2018 - Galerie Hegemann, Munich, Germany, Contempo, Group Exhibition

2017 - Jonathan LeVine Gallery, New York, USA, The Shape of Things to Come, Group Exhibition

2016 - CONTEXT Art Miami, Miami, USA with Corey Helford Gallery

2016 - Corey Helford Gallery, Los Angeles, USA, Group Exhibition

2016 - Galerie Hegemann Gallery, Munich, Germany (Two man show with sculptor Michael Pickl)

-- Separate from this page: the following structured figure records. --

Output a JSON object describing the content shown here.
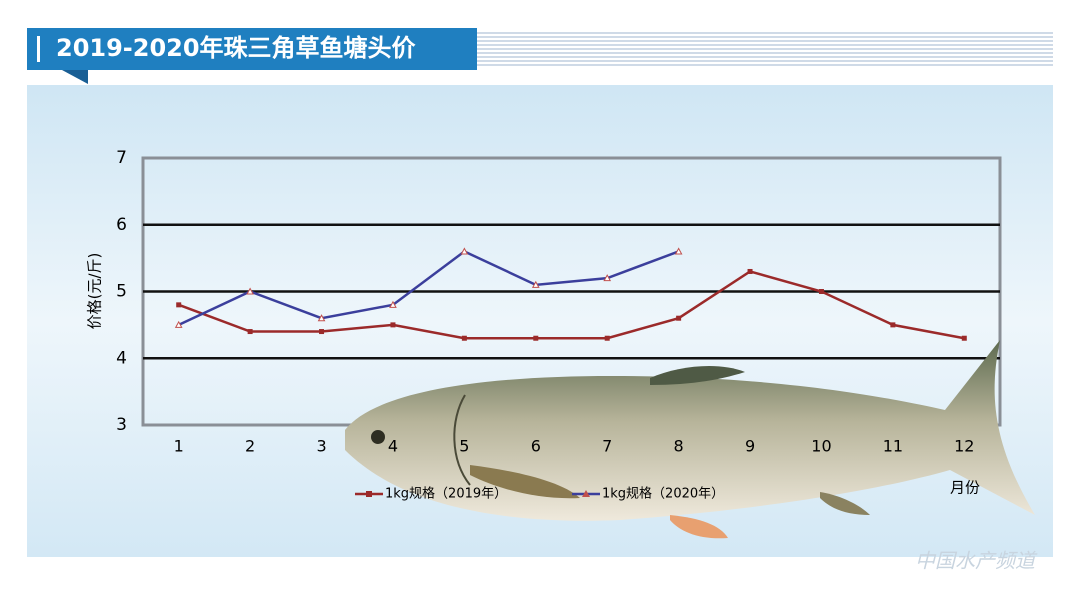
{
  "chart_data": {
    "type": "line",
    "title": "2019-2020年珠三角草鱼塘头价",
    "y_label": "价格(元/斤)",
    "x_label": "月份",
    "watermark": "中国水产频道",
    "categories": [
      "1",
      "2",
      "3",
      "4",
      "5",
      "6",
      "7",
      "8",
      "9",
      "10",
      "11",
      "12"
    ],
    "series": [
      {
        "name": "1kg规格（2019年）",
        "color": "#9b2a2a",
        "values": [
          4.8,
          4.4,
          4.4,
          4.5,
          4.3,
          4.3,
          4.3,
          4.6,
          5.3,
          5.0,
          4.5,
          4.3
        ]
      },
      {
        "name": "1kg规格（2020年）",
        "color": "#3b3f9c",
        "values": [
          4.5,
          5.0,
          4.6,
          4.8,
          5.6,
          5.1,
          5.2,
          5.6,
          null,
          null,
          null,
          null
        ]
      }
    ],
    "ylim": [
      3,
      7
    ],
    "yticks": [
      3,
      4,
      5,
      6,
      7
    ],
    "grid": true
  }
}
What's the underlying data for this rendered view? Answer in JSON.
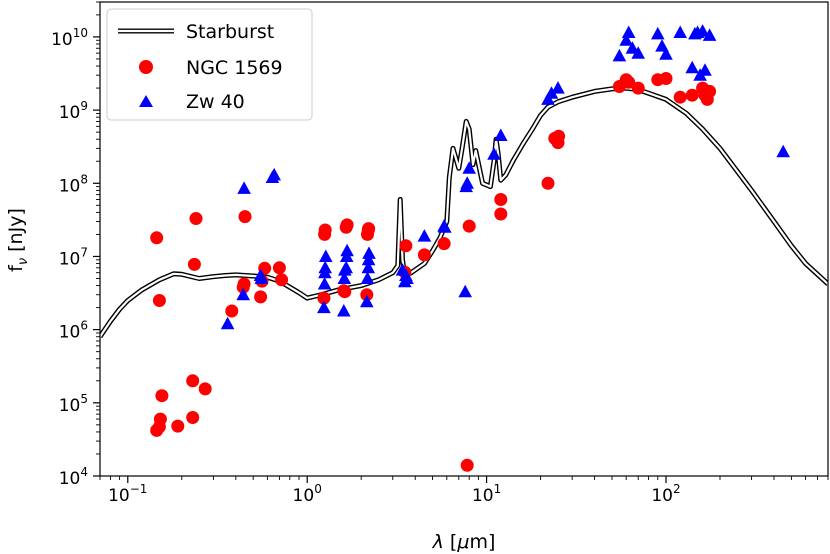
{
  "chart_data": {
    "type": "scatter",
    "x_scale": "log",
    "y_scale": "log",
    "xlim": [
      0.07,
      800
    ],
    "ylim": [
      10000,
      30000000000
    ],
    "x_ticks": [
      {
        "value": 0.1,
        "base": "10",
        "exp": "−1"
      },
      {
        "value": 1,
        "base": "10",
        "exp": "0"
      },
      {
        "value": 10,
        "base": "10",
        "exp": "1"
      },
      {
        "value": 100,
        "base": "10",
        "exp": "2"
      }
    ],
    "y_ticks": [
      {
        "value": 10000,
        "base": "10",
        "exp": "4"
      },
      {
        "value": 100000,
        "base": "10",
        "exp": "5"
      },
      {
        "value": 1000000,
        "base": "10",
        "exp": "6"
      },
      {
        "value": 10000000,
        "base": "10",
        "exp": "7"
      },
      {
        "value": 100000000,
        "base": "10",
        "exp": "8"
      },
      {
        "value": 1000000000,
        "base": "10",
        "exp": "9"
      },
      {
        "value": 10000000000,
        "base": "10",
        "exp": "10"
      }
    ],
    "xlabel": {
      "sym": "λ",
      "rest": " [",
      "mu": "μ",
      "unit": "m]"
    },
    "ylabel": {
      "base": "f",
      "sub": "ν",
      "unit": " [nJy]"
    },
    "legend": {
      "position": "upper-left",
      "entries": [
        {
          "label": "Starburst",
          "marker": "double-line"
        },
        {
          "label": "NGC 1569",
          "marker": "circle",
          "color": "#ff0000"
        },
        {
          "label": "Zw 40",
          "marker": "triangle",
          "color": "#0000ff"
        }
      ]
    },
    "series": [
      {
        "name": "Starburst",
        "kind": "line",
        "color": "#000000",
        "x": [
          0.07,
          0.08,
          0.09,
          0.1,
          0.12,
          0.15,
          0.18,
          0.2,
          0.25,
          0.3,
          0.35,
          0.4,
          0.5,
          0.6,
          0.7,
          0.8,
          0.9,
          1.0,
          1.2,
          1.5,
          2.0,
          2.5,
          3.0,
          3.2,
          3.3,
          3.4,
          3.5,
          3.8,
          4.5,
          5.0,
          5.5,
          6.0,
          6.2,
          6.5,
          7.0,
          7.3,
          7.7,
          8.0,
          8.4,
          8.7,
          9.5,
          10.5,
          11.0,
          11.3,
          11.6,
          12.0,
          12.8,
          14.0,
          16.0,
          18.0,
          20.0,
          22.0,
          25.0,
          30.0,
          40.0,
          50.0,
          60.0,
          70.0,
          80.0,
          100.0,
          130.0,
          160.0,
          200.0,
          300.0,
          400.0,
          500.0,
          600.0,
          800.0
        ],
        "y": [
          800000,
          1300000,
          1900000,
          2500000,
          3500000,
          4800000,
          5800000,
          5700000,
          5000000,
          5300000,
          5500000,
          5600000,
          5400000,
          5200000,
          4600000,
          3800000,
          3200000,
          2700000,
          3000000,
          3500000,
          4000000,
          4800000,
          6000000,
          7500000,
          60000000,
          9000000,
          5500000,
          6000000,
          8000000,
          12000000,
          18000000,
          30000000,
          120000000,
          300000000,
          160000000,
          300000000,
          700000000,
          550000000,
          180000000,
          280000000,
          100000000,
          90000000,
          200000000,
          400000000,
          250000000,
          110000000,
          130000000,
          200000000,
          350000000,
          550000000,
          850000000,
          1100000000,
          1300000000,
          1500000000,
          1800000000,
          1950000000,
          2000000000,
          1900000000,
          1700000000,
          1400000000,
          900000000,
          550000000,
          300000000,
          80000000,
          30000000,
          14000000,
          8000000,
          4200000
        ]
      },
      {
        "name": "NGC 1569",
        "kind": "scatter",
        "marker": "circle",
        "color": "#ff0000",
        "x": [
          0.145,
          0.15,
          0.155,
          0.152,
          0.145,
          0.15,
          0.19,
          0.23,
          0.23,
          0.235,
          0.24,
          0.27,
          0.38,
          0.44,
          0.445,
          0.45,
          0.55,
          0.56,
          0.58,
          0.7,
          0.72,
          1.24,
          1.25,
          1.26,
          1.6,
          1.62,
          1.65,
          1.67,
          2.15,
          2.17,
          2.19,
          2.2,
          3.5,
          3.55,
          4.5,
          5.8,
          7.8,
          8.0,
          12.0,
          12.0,
          22.0,
          24.0,
          25.0,
          25.2,
          55.0,
          60.0,
          62.0,
          70.0,
          90.0,
          100.0,
          120.0,
          140.0,
          160.0,
          165.0,
          170.0,
          175.0
        ],
        "y": [
          18000000,
          2500000,
          125000,
          60000,
          42000,
          47000,
          48000,
          200000,
          63000,
          7800000,
          33000000,
          155000,
          1800000,
          3800000,
          4200000,
          35000000,
          2800000,
          4600000,
          6900000,
          7000000,
          4800000,
          2700000,
          20000000,
          23000000,
          3400000,
          3300000,
          25000000,
          27000000,
          3000000,
          20000000,
          23000000,
          24000000,
          6100000,
          14000000,
          10500000,
          15000000,
          14000,
          26000000,
          38000000,
          60000000,
          100000000,
          410000000,
          360000000,
          440000000,
          2100000000,
          2600000000,
          2400000000,
          2000000000,
          2600000000,
          2700000000,
          1500000000,
          1600000000,
          2000000000,
          1600000000,
          1400000000,
          1800000000
        ]
      },
      {
        "name": "Zw 40",
        "kind": "scatter",
        "marker": "triangle",
        "color": "#0000ff",
        "x": [
          0.36,
          0.44,
          0.445,
          0.55,
          0.555,
          0.64,
          0.655,
          1.24,
          1.25,
          1.255,
          1.26,
          1.27,
          1.6,
          1.61,
          1.62,
          1.65,
          1.66,
          1.67,
          2.15,
          2.17,
          2.19,
          2.2,
          2.21,
          3.4,
          3.5,
          3.55,
          3.6,
          4.5,
          5.8,
          5.85,
          7.6,
          7.7,
          7.8,
          8.0,
          11.0,
          12.0,
          22.0,
          23.0,
          25.0,
          55.0,
          60.0,
          62.0,
          65.0,
          70.0,
          90.0,
          95.0,
          100.0,
          120.0,
          140.0,
          145.0,
          150.0,
          155.0,
          160.0,
          165.0,
          175.0,
          450.0
        ],
        "y": [
          1200000,
          3000000,
          85000000,
          5500000,
          5000000,
          120000000,
          130000000,
          2000000,
          4200000,
          6000000,
          7000000,
          10000000,
          1800000,
          5000000,
          6500000,
          7000000,
          10000000,
          12000000,
          2400000,
          5000000,
          7000000,
          9000000,
          11000000,
          6500000,
          4500000,
          5500000,
          5000000,
          19000000,
          26000000,
          25000000,
          3300000,
          90000000,
          100000000,
          160000000,
          250000000,
          450000000,
          1400000000,
          1700000000,
          2000000000,
          5500000000,
          9000000000,
          11500000000,
          7000000000,
          6000000000,
          11000000000,
          7500000000,
          5800000000,
          11500000000,
          3800000000,
          11000000000,
          11500000000,
          3000000000,
          12000000000,
          3500000000,
          10500000000,
          270000000
        ]
      }
    ]
  }
}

2016 - Gormleys Fine Art, Dublin 2, Ireland, Far from the Crowd, Solo Show

2015 - Rarity Gallery, Mykonos, Greece, Group Exhibition

2014 - Oblivious, Coates & Scarry, Mayfair, London, U.K. Solo Show

2014 - Quantum Contemporary Art, Art Wynwood, Miami, Florida

2013 - Coates & Scarry, Philadelphia Street Gallery, Bristol, UK, Group Exhibition

2013 - Stroke Urban Art Fair, Coates & Scarry, Munich, Germany

2013 - Trailblazers, Above Second Gallery/Coates & Scarry, Hong Kong, Group Exhibition

2013 - Sanguine, Elisabeth Weinstock and Coates & Scarry, LA, California, Group Exhibition

2012 - Rarity Gallery Summer Salon Show, Mykonos, Greece, Group Exhibition

==Acknowledgments==

===Commissions & Awards===
- London Lives 2010 competition - Silver Medal Awarded
- The Royal Society of Portrait Painters regularly selects Cox for their annual exhibitions at the Mall Galleries in London since 2007.
  - In 2010 his submission of "The Irrepressible Charlie Stock" is selected and reviewed by The Independent.
  - In 2012 his submission of commissioned portrait of "Carlos Acosta", is selected and reviewed by the Daily Telegraph and The Argus.

===Contributions===
- "Fagan's Fortune" by Nigel Cox was donated and auctioned for the Terrence Higgins Trust at The Lighthouse Gala Auction in March 2007 alongside Tracey Emin and Damien Hirst. This event held at Christie's annually raises funds for this charity, attracting London's fashion set.